Fuck the government unitl they fuck you back

nofx1422

Bluelighter
Joined
Apr 13, 2005
Messages
320
So, Ive spent the last 2 1/2 years in jail and court imposed residential rehab. God knows I have a serious drug problem,but I was OK with that until I went to jail.. Now I cant get enjoyment out of using, except for maybe alcohol, yet I continue to abuse whatevers around. Rehab has changed the way I use drugs, for 13 months I was living in a therapeutic community where there is NO acceptable situation in which to use ANY drug. Obviously the only reason anyone would use drugs is to escape from the pain of, WHATEVER.

In some fucked up way I guess Ive been brainwashed into believing theres no acceptable drug use, and now I get extremely anxious when using drugs in social situations. As a result I isolate, and take drugs/drink by myself. Ive started using I.V. meth & mdpv, maybe for a couple of days a fortnight. I dont have an issue with that, but I do have an issue with staying up all night watching porn when Ive got University/Work the next day, and when my girlfriend is still in rehab trying to get her kids back. She has no idea about any of my drug use.

Fuck, obviously Ive been up all night, and needed a vent... Im struggling to see a way out of this fucking nightmare though. Im suicidal some days, and the days Im not acutely suicidal the option is still there. Ive paid a psychologist $150 a week for 3 years in total, before I was arrested, and since I got out of jail/rehab. Hes good, and weve become close friends, but Im starting to think Im beyond help. Ive tried to sort my shit out myself, with the help of professionals, by ignoring it, by drinking, taking psychedelics and Im still just as fucked up as Ive ever been.

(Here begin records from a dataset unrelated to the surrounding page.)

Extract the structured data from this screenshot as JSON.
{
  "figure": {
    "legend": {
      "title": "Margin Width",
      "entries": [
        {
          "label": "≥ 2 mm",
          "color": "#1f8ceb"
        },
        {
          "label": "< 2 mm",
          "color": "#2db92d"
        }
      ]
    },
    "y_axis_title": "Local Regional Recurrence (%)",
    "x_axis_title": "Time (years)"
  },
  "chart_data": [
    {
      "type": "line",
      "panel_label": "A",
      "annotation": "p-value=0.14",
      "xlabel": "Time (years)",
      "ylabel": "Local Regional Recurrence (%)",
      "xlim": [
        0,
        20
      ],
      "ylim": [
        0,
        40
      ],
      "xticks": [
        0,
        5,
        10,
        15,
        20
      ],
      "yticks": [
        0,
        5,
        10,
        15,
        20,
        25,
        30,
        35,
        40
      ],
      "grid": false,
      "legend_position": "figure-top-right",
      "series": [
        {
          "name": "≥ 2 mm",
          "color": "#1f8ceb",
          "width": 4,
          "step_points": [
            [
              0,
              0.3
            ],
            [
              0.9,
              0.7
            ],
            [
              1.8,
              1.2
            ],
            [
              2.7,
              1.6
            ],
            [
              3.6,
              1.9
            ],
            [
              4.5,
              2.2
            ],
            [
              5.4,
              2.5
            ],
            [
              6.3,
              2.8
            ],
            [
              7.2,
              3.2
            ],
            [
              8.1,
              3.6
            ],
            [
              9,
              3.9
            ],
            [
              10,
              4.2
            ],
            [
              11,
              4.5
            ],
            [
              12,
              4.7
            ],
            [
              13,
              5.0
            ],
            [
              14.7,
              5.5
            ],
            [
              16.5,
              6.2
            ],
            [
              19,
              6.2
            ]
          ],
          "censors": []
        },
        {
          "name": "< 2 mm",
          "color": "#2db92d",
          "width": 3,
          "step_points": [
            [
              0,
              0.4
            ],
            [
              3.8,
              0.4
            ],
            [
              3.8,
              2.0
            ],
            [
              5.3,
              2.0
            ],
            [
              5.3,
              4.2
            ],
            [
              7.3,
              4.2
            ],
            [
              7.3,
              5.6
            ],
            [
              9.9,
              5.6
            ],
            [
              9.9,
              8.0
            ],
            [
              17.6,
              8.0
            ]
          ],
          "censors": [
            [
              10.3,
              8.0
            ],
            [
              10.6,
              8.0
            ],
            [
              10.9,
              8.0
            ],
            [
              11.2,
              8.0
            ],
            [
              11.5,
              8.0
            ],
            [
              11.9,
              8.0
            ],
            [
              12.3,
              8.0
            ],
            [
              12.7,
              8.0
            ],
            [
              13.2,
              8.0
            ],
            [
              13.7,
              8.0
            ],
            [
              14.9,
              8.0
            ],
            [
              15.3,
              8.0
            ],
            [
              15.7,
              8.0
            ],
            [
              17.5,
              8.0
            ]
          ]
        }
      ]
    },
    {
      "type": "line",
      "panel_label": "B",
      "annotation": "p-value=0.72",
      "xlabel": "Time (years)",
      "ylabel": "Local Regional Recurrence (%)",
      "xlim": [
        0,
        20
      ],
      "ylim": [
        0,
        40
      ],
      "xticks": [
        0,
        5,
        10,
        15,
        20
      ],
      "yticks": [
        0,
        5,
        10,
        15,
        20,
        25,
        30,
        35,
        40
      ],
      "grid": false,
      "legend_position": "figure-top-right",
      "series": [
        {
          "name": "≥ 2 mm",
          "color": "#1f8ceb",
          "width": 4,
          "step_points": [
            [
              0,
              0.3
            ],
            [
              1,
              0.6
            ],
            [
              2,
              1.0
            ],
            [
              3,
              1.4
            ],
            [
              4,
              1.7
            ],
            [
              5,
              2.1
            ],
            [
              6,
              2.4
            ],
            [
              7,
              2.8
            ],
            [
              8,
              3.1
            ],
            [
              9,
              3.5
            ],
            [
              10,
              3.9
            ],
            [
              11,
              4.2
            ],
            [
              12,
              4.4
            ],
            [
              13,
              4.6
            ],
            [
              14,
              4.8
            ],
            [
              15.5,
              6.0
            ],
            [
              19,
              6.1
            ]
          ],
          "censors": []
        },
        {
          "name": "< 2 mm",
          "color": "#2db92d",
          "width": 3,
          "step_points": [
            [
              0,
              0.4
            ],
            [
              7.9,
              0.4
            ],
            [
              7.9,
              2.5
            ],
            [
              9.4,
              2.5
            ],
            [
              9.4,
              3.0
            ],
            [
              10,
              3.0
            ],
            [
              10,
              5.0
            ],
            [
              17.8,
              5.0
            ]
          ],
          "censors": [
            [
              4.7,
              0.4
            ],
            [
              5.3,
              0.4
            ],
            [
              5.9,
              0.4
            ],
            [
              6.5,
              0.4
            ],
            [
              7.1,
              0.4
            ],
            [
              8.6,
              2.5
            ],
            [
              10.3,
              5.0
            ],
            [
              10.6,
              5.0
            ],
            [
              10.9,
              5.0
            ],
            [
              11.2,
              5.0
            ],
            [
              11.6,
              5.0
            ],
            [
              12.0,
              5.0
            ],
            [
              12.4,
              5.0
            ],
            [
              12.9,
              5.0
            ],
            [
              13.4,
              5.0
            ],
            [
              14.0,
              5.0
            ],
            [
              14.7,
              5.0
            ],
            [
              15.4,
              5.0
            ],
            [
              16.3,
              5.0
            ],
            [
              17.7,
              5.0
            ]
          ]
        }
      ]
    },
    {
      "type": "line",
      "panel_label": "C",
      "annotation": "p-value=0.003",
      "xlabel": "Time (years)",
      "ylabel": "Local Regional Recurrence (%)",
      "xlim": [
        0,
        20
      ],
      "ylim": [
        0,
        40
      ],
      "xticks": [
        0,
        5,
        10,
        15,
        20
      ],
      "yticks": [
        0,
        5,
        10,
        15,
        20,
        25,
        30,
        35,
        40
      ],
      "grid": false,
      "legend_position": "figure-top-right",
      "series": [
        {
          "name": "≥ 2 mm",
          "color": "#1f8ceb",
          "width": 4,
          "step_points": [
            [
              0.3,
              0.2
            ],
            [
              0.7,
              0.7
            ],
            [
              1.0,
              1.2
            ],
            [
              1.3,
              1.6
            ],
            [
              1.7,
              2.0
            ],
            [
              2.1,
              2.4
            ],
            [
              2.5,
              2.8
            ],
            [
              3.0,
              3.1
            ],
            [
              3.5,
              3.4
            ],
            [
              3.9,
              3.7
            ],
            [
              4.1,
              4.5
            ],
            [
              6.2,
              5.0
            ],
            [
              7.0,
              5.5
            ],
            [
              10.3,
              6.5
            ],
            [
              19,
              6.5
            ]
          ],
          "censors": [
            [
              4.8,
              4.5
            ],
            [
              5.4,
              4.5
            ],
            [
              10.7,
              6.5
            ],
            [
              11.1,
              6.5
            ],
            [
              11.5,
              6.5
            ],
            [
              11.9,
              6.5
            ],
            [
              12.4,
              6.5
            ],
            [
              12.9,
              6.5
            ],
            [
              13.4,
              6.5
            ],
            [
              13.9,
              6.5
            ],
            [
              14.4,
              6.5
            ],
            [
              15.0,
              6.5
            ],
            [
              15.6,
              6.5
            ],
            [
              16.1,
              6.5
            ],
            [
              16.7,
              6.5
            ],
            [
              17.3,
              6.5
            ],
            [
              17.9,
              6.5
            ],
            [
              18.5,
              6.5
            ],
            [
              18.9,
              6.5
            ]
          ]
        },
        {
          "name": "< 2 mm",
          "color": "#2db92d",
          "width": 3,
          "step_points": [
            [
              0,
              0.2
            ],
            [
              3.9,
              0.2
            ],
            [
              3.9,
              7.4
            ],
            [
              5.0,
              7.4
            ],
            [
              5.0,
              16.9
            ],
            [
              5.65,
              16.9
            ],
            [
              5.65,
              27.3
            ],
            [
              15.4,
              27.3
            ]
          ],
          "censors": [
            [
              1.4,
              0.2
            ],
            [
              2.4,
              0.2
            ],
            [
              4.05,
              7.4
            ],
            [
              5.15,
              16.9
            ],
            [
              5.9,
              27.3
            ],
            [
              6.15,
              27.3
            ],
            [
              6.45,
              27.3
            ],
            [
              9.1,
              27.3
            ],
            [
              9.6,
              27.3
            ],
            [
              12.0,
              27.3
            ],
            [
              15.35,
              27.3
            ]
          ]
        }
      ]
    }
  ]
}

Im starting to get drunk, and should go to bed... Its 7am after all. I dont know, fuck this shit, it all seems too hard. I blame the government. Peace
 
Hello nofx- It sounds as though you have had the idea of recovery planted in your head by this point. I would find it extremely helpful if you could elaborate on what is keeping you from staying clean. I'm a recovering addict and try to help others suffering from active addiction out of their desperation, yet so many are unwilling to do the work necessary to recover, so it would help me/help others if you could share. One thing I have found in common with all the addicts I know who are recovering/have recovered is three beliefs. They have come to realize they they cannot control their use, they have faith that recovery is possible, and they had enough pain from using to become willing to do the work. Pain is the great motivator. You can recover from this disease too, if you have had enough and are willing to try something different. If you're not ready yet, my only hope is that addiction gets uncomfortable enough for you to give up and ask for help, before you die of this disease. Best of luck to you, there is hope, please feel free to contact me for anything at all.
 
yes, it's totally the governments fault. Perhaps it is time to be a man and take responsibility for your own addiction and problems. Maybe then you will find a way to beat them.
 
yeah i didnt wanna be the first to say it but since muv already did ill say it again.

man up, dude. take responsibilty for your actions and then do something about it.

i, like caltrain, am a recovering addict. i chose to go into recovery because it was a positive thing to do with my life. i was sick of fucking around and knew that getting into recovery was the best way to start that change in my life.
 
In my youth I had the same mindset. I believe(d) that it's nobody's business what I do to my body. While I still believe this, compromise is the word of the day. I suffered and lost much for years before I realized that I was trying to change the system from the wrong end. Get yourself to a good place and then you can change things from the inside. I can sympathize with your situation. I wish you good luck and I know things can change if you want them too badly enough.